“Then it really wasn’t you who made him go to Egypt?” Mrs. Carpenter persisted.

“No. I am very much flattered at being mistaken for the War Office, but it wasn’t me. I should like to take the credit for ridding the country of the dullest regiment in England, but I am afraid I can’t truthfully.”

“That is very sarcastic of you, dear Amy, but I know you don’t like soldiers,” said Mrs. Carpenter affectionately. “You have never mixed with them enough to know how honest and simple they are. What do you think of General Fulton, though, really and truly? He is an odd sort of man, isn’t he? I get on with him very well because I love his humour and we have great arguments together, but I know he is not popular as a rule. He is very naughty in the things he says to her sometimes, and she never seems to see. Emmie Trotter doesn’t like her at all; she thinks she is not genuine, but I don’t think that. I think she is perfectly sincere in the work she does but I don’t think she is business-like. Someone told me that Evan Hatton is coming back and going into business. Had you heard of it?”

“Yes, I had heard that,” said Mrs. Vachell. “And Teresa has given up her work with Emma and is going to study unemployment from the most favourable standpoint, by having nothing to do. She is very lucky, I think, though I couldn’t do it myself.”

“You mean you don’t care for the Varens’?”

“I know nothing about them one way or the other. He used to be in and out of the University, I don’t know what for; learning to make chemical manures perhaps; but I never saw much of him. He belongs to what Mrs. Harding calls the ‘polo set’ and they don’t interest me.”

“Oh, now, some of them are very charming and delightful. All the Brackenbury set are dears. Bobo, as they call him, is a splendid player and a real dear boy. However, the Duke says he can’t afford to let him play next year and he must do something. You have heard about the girls setting up an inn, haven’t you? It is a pity, I think, but as Bobo says, what are you to do? He pretends he is going to run a circus, but seriously, I’m sure I don’t know. They can’t keep themselves in the army now, not even in the Guards. But David Varens—how did we get off the track——? He is all right, apparently. His father seems to have left him plenty of money, and of course he is not extravagant like Bobo and that terrible elder brother. Wasn’t it dreadful about him! Did you say Teresa is going to give up all her work as soon as she marries? Now I do think that is a great mistake, don’t you? All the more reason she should go on with it now that she will have money. Of course I can see that she couldn’t come in every day in the same way, but there is no reason why she shouldn’t visit and take an interest in it all. A few meetings would be good for her and prevent her from getting self-centred.”

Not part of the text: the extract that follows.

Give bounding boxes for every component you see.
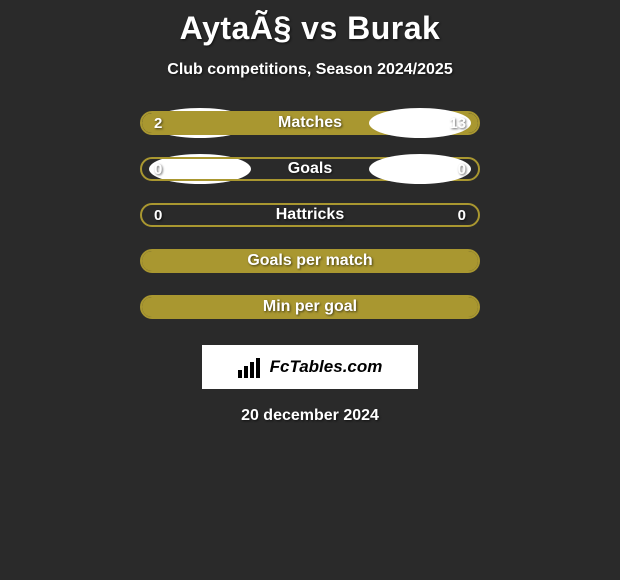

The door opened and Mr. Vachell was heard to say, “Come in. I think my wife is in here,” and Teresa walked into the room, followed by the little man with a pile of books. “I was bringing these back,” she said to Mrs. Vachell. “They are some that you lent to Evangeline and she had forgotten about them. I am so sorry. I met Mr. Vachell on the step and he brought me up, but I am afraid I mustn’t stay.”

“Yes, you must,” said Mrs. Vachell. “I haven’t seen any of you for so long and Mrs. Carpenter was saying just now that I am given credit for all sorts of things in your family—for Captain Hatton’s regiment being sent to Egypt and—what else was it, Mrs. Carpenter? I have just told her that I never see you, but she is still suspicious.”

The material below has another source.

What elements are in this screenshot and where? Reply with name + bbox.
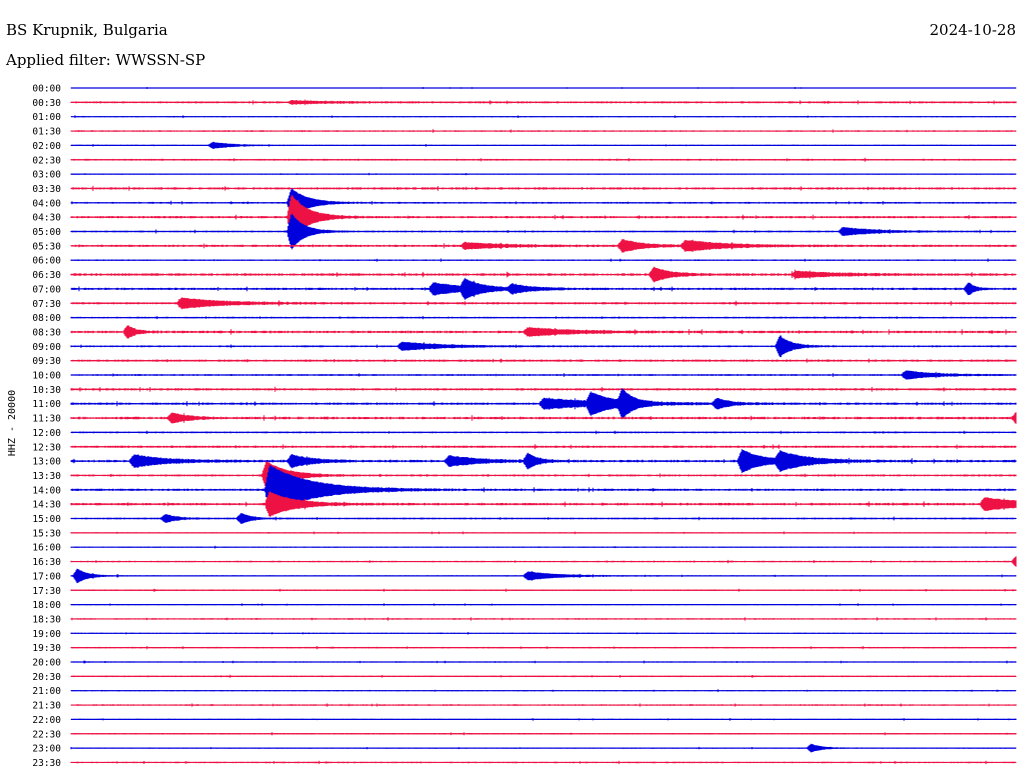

Teresa frowned and blushed and had nothing to say for a minute. Then she turned on Mrs. Carpenter in sudden wrath. “I do wish women wouldn’t be sweet when they want to make mischief,” she said. “I never knew anything like this place. It is like a lot of flies walking in muck and then settling on the jam.” The expression on Mrs. Carpenter’s face moved her to compunction, and she stopped. After all, the woman had had children and battled with pain and death and denied herself for her fellow-creatures in more ways than Teresa, for she had no love of them to carry her over the discomforts of bearing other people’s burdens. If she did gossip and preach and plume herself by the way, she was entitled to that relaxation, knowing no other. So long as Britons never shall be slaves let us allow the Potters their public-house, the Carpenters their tea-table, the Fisks their blood and the passionate philanthropists their feast of reason and flow of soul. The Emma Gainsboroughs will go on patiently and methodically clearing up, taking no notice of themselves, and by-and-bye, as Susie so often justly remarked, “Anything that is really good is sure to make the rest seem so small in comparison.”